When my dad and aunt were very young, sitting with Papa in the pew of Redeemer Covenant Church in Downy, California, Papa wasn’t even taking notes; he was sketching, usually a horse, to keep his children amused so that they would sit still during the sermon. And when he wasn’t sitting in the pew during those early family years, he was filling in at the pulpit. My dad and aunt, without horse sketches to keep them awake, would lean into Grammy’s lap and sleep, while Papa’s words of faith would gently seep into their heads.
Papa’s uncommon eloquence, with a resonance and melody that gave sweet sleep for the youngest, would stir others to greater devotion and to a love of Scripture. He was a great preacher, and it saddens me that Papa’s early battle with cancer and what would eventually be diagnosed as dementia, took preaching away from him at a relatively young age. My sister, Elizabeth, recently posted on her blog that Papa had shared with her, in his own way, how frustrating this was. “I have so many things I want to say to everyone, but I just can’t,” he said. We are thankful that he is able to say them again now, in heaven, and that we will talk with him there someday.
Papa’s immersion in words is only part of the story. He was raised on Chase Brothers’ dairy farm, still in operation in Camarillo, California, and God used this unlikely beginning to form a servant who knew that words must be backed with action, and that rolling up your sleeves is the best way to get things done.
We loved hearing Papa’s early life stories—about Christmas during the Depression when his only gift was an orange, or when he was pulled over by a policeman on a California state highway while his own dad slept on the passenger side of the truck. Papa wasn’t speeding; the police officer just figured that a boy who looked 10, and was 10, probably didn’t have a license. On a dairy farm, where the equipment inevitably breaks, everyone pitches in, and the work is never done, it simply makes no sense to be arrogant or self-important when milking a cow, fixing a fence, bailing hay, or repairing tractors.
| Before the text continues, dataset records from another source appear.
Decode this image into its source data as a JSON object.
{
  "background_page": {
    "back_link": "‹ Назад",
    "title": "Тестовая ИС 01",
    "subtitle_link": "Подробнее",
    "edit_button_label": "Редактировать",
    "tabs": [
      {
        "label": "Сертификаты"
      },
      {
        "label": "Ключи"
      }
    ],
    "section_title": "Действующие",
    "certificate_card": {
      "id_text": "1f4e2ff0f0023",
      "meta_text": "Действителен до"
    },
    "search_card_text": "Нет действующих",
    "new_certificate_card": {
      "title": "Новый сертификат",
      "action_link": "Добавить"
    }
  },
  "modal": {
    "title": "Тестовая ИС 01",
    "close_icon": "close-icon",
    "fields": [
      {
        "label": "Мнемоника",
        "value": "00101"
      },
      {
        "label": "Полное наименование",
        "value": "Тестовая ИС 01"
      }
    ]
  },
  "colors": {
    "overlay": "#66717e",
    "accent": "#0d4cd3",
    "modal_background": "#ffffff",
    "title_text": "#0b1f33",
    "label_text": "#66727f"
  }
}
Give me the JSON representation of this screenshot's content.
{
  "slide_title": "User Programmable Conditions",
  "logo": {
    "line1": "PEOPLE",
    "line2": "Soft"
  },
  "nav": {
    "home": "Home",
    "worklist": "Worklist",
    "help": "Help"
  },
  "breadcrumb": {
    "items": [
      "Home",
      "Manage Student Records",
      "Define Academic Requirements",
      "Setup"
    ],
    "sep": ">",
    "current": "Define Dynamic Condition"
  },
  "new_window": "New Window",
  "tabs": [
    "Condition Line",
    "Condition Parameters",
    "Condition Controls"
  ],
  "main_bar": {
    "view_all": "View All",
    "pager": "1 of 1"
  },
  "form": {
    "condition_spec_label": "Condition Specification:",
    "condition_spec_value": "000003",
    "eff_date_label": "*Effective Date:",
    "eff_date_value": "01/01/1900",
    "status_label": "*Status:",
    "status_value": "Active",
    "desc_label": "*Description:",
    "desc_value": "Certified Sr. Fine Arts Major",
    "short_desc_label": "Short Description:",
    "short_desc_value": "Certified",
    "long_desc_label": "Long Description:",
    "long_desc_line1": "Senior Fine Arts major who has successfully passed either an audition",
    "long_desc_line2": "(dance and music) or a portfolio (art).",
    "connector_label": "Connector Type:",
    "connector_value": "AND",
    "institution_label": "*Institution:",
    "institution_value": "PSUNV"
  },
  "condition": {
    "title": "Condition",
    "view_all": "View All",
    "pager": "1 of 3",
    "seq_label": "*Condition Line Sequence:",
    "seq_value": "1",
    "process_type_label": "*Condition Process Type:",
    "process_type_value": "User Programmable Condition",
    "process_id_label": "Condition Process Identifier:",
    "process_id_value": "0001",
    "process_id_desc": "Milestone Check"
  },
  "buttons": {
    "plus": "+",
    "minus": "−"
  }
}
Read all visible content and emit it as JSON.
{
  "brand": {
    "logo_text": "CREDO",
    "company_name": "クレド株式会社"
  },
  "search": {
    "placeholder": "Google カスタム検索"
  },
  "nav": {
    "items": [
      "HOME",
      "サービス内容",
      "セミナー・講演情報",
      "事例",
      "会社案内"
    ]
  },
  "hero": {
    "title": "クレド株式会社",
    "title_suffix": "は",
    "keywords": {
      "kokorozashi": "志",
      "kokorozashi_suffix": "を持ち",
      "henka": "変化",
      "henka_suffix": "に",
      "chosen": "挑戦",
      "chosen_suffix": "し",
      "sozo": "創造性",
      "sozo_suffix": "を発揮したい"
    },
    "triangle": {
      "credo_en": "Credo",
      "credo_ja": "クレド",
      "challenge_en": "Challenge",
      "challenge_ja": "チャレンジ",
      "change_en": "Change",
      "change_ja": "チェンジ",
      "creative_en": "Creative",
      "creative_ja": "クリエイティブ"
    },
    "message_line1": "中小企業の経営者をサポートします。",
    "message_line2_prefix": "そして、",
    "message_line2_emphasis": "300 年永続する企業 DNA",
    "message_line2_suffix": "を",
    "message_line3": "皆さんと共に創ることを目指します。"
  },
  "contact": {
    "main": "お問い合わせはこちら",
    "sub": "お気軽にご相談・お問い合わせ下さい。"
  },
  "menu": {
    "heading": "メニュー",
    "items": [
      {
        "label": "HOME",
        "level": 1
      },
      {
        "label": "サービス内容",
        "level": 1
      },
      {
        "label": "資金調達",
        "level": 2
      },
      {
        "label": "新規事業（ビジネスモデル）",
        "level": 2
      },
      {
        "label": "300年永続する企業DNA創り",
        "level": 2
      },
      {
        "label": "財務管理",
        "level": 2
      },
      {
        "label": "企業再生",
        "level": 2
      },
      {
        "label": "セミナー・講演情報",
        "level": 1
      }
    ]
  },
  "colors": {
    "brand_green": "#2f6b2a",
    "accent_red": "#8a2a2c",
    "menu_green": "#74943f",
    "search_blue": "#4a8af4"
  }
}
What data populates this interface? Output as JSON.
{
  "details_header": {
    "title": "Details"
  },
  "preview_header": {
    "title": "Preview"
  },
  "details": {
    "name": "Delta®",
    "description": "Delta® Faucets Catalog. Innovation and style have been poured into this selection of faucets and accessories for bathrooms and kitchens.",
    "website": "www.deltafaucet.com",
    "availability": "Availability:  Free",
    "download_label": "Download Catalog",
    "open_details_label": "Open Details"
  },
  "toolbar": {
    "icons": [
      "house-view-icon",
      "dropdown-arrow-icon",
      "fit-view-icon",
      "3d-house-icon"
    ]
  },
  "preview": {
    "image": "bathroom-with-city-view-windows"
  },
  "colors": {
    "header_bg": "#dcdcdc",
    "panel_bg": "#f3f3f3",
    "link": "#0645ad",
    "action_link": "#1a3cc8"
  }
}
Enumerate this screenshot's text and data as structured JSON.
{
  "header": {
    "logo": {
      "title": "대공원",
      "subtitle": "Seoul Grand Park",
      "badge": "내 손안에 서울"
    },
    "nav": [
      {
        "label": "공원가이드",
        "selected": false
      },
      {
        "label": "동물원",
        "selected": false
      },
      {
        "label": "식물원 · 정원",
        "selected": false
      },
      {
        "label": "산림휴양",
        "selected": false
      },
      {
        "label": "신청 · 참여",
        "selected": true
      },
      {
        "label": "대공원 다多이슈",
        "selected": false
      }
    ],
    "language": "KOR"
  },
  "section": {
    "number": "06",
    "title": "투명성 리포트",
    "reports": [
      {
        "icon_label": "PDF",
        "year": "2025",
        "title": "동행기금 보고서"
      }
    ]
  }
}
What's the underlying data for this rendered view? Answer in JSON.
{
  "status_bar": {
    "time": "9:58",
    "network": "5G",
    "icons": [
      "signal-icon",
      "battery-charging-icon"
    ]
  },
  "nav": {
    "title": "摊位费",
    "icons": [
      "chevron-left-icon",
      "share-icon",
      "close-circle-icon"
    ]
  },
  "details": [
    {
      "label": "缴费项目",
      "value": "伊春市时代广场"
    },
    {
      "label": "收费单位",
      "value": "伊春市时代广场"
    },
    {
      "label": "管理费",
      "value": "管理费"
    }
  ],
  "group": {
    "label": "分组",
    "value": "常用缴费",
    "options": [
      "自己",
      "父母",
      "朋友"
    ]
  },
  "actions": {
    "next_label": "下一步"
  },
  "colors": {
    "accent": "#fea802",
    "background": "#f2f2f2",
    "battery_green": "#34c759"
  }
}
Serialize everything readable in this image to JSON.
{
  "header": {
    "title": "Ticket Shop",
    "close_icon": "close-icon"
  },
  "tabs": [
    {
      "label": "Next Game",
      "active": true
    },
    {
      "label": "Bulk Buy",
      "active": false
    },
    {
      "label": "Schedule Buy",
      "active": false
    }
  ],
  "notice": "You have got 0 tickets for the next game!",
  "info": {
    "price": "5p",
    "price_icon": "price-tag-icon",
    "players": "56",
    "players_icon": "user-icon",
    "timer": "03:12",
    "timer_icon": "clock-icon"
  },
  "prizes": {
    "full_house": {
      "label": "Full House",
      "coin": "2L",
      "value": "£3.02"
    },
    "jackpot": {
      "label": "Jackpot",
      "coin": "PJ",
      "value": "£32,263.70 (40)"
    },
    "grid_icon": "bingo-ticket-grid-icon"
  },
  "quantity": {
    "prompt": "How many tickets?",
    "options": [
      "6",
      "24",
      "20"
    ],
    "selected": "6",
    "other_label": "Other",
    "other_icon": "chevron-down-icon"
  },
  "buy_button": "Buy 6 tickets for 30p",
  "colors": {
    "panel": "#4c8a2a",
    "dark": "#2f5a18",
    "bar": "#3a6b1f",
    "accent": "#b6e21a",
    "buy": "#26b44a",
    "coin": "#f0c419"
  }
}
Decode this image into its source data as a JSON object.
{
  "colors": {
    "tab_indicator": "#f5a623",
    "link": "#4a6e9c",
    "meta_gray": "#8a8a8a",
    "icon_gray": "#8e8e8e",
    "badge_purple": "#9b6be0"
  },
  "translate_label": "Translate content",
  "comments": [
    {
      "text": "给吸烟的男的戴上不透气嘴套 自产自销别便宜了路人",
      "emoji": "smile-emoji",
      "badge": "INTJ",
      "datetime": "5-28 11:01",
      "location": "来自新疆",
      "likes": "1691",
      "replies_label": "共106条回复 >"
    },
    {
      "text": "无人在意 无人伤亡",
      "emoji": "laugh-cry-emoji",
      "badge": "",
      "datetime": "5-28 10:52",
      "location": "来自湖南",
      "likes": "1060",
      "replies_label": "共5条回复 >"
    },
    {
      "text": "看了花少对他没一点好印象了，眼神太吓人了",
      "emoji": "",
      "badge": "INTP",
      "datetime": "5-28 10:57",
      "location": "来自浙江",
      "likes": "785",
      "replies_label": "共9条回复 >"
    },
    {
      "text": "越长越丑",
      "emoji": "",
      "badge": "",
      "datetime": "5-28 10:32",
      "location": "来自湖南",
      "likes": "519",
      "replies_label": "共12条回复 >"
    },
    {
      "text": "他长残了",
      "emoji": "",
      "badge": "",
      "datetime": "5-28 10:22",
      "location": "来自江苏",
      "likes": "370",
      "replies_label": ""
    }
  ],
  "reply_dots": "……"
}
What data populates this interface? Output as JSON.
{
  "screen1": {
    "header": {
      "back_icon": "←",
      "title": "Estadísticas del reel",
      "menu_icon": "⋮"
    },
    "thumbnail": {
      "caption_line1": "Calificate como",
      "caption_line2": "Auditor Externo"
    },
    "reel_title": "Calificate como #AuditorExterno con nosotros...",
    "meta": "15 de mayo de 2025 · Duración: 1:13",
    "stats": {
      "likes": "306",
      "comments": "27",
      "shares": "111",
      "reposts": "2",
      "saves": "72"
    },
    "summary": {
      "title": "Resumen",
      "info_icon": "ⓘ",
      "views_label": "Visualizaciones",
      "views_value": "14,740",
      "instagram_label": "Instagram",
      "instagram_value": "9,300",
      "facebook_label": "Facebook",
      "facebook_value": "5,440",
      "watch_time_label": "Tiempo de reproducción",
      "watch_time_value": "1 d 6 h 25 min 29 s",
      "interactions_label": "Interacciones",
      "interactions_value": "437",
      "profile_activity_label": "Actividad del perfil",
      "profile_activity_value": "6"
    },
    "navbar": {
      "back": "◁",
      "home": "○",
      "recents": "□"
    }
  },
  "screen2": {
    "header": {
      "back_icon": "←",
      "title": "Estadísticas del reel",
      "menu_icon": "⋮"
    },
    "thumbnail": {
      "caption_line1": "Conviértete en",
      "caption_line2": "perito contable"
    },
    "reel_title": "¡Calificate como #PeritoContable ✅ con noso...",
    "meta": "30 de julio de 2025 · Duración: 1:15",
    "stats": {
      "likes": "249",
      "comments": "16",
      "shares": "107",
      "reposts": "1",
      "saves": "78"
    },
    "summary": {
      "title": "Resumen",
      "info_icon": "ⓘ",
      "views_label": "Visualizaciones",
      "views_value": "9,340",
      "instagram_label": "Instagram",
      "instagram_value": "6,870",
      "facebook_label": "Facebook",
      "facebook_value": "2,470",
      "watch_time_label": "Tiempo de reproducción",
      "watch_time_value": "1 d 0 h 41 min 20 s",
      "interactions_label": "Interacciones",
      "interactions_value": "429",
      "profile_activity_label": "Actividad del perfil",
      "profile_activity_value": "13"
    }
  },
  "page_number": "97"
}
By God’s masterpiece of grace, Papa became a man who believed, at the very core of his being, that others truly were more important than him. And this translated into his leadership style, of course, which reflected Christ. He would take a tough administrative stand, not because he wanted to assert himself, but because he would see what that stand would mean in the lives of others—those who would benefit as a result.
As a family, we remember that his love language was fixing stuff—doing something for us so that we could do something greater. We are thankful that he loved us through fixing broken appliances, changing the oil in our cars, improving the grip on our golf swing, playing a silly song on the piano, building toys out of wood. Thank you to Papa for teaching me how to drive a car, how to drive a boat, how to ski (sort of), how to shoot a basketball, and (with the help of Grammy) how to make spaghetti for a large group. Thank you for demonstrating humility and faith, for being a servant leader, and for helping me become the woman I am today.
I am so thankful that I had the privilege of a Papa who loved others so dearly. Even though these past two weeks have been difficult, they have also been filled with joy and thankfulness to God for the privilege of spending our lives with someone who truly “looked not only to his own interests, but also to the interests of others.”